The same article also cast doubt over the contradictory explanations for not playing a spinner being spouted by Kohli and Shastri.
"Kohli had clearly mentioned that it was the conditions that prompted the four-pacers-no-spinner strategy, while Shastri kept harking on Jadeja's fitness, saying that 'it was their only dilemma' before the Perth Test," the article said.
"It's not the first time that they have contradicted each other's opinions.
"Agreed that Shastri and Kohli might have different perceptions, but one would expect uniformity in matters pertaining to the team."
Monga said the mixed messages from India's captain and coach alluded to an alarming problem in the Indian camp and questioned how Jadeja's health could deteriorate in Australia when he hadn't yet played a Test.

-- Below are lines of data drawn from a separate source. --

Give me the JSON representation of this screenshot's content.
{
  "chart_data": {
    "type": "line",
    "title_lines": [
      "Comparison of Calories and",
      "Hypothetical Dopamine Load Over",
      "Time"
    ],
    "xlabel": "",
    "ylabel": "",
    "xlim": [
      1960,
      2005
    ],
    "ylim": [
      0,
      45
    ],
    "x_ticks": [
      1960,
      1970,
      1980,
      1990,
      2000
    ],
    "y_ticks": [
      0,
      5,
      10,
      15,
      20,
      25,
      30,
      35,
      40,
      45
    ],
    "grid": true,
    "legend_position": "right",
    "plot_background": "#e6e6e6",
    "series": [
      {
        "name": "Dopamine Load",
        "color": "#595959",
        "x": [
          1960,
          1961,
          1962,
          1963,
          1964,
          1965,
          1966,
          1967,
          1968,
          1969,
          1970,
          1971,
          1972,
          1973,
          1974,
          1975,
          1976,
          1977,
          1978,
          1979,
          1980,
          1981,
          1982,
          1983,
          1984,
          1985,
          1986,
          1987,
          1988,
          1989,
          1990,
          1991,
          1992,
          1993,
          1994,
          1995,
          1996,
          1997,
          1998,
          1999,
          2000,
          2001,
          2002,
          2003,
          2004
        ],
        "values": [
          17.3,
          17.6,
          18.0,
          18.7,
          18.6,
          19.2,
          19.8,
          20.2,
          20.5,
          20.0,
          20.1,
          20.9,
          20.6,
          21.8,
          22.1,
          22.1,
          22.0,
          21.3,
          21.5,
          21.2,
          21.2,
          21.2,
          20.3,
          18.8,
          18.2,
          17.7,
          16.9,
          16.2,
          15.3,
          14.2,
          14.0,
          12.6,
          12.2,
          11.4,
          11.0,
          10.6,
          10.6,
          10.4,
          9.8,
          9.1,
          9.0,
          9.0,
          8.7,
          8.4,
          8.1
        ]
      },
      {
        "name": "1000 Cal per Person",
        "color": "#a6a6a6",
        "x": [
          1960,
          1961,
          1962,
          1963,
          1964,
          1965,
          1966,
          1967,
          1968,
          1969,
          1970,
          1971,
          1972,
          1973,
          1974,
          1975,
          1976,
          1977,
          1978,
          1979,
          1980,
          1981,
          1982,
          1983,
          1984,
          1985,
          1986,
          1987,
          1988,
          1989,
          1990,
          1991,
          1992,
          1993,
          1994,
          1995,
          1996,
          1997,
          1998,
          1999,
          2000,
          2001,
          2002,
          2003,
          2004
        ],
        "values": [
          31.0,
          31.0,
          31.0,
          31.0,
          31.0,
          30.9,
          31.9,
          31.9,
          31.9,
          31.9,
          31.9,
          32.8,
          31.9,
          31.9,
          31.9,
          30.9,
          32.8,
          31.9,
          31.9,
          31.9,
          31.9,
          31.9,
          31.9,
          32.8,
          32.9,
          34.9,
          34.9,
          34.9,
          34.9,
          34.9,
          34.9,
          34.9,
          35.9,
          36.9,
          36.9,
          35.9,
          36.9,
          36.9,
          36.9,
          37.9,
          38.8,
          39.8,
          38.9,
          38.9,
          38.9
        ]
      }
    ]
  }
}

"In what should be a serious question against how the players' injuries are managed, Shastri went on to reveal Jadeja had in fact not been at 100 per cent when he boarded the flight to Australia," Monga wrote.
"India's selections and injury management have both been contentious for a while now. India's last blunder was to play Ashwin when he was not fully fit in Southampton. This time it has come to injury management.
"Would he have been better off going through proper rehab instead of taking injections and bowling in the nets and then fielding for a considerable period of time as a substitute not just in the infield but also in the deep, from where he has to get long throws in?"
The BCCI issued a statement after Shastri's explanation for Jadeja's absence, saying the 30-year-old was fit when he left India but complained of shoulder soreness while playing the warm-up game against the CA XI in Sydney before the first Test in Adelaide.
The conundrum gets murkier still. While Shastri said Jadeja was suffering from his shoulder injury in India, his domestic coach at Saurashtra, Sitanshu Kotak, countered that by claiming the left-arm tweaker was fine when he left for Australia.
"There was no fitness issue at all when he (Jadeja) was playing for Saurashtra. Neither there was any stiffness which you are talking about. Had there been any stiffness or any injury he would have not played Ranji Trophy, or at least he would have told us," Kotak told The Indian Express.
"He joined the team and had two days nets session before our Ranji Trophy game (against Railways) started. He batted and took part in fielding drills. He was present for four days at the ground. His scores will speak for himself, in two innings he bowled. He batted well for us and scored a hundred too."
"If he was feeling any pain or stiffness, do you think he would have bowled so many overs? He was perfectly fit when he was with us. I don't know what happened once he left Saurashtra team. He came to the Ranji Trophy game perfectly fit."
According to the BCCI's statement, Jadeja received an injection in India on November 2. He then improved to the point he was able to play for Saurashtra without discomfort, but complained of a flare-up after touching down in Australia.
Ashwin remains in a race against time to play at the MCG with India also weighing up whether to fast-track pace-bowling all-rounder Hardik Pandya into its XI.
The world's No. 1 ranked Test team claimed solitary victories in England and South Africa this year but lost both series and will be desperate to avoid a repeat of that outcome in Australia.
"Third time lucky. That's all I'll say," Shastri quipped.
"It's not often that you find a team these days when they travel overseas where it's 1-1 in a series with two matches to go.
"So the boys know what they can do, what they're capable of and the potential that lies ahead."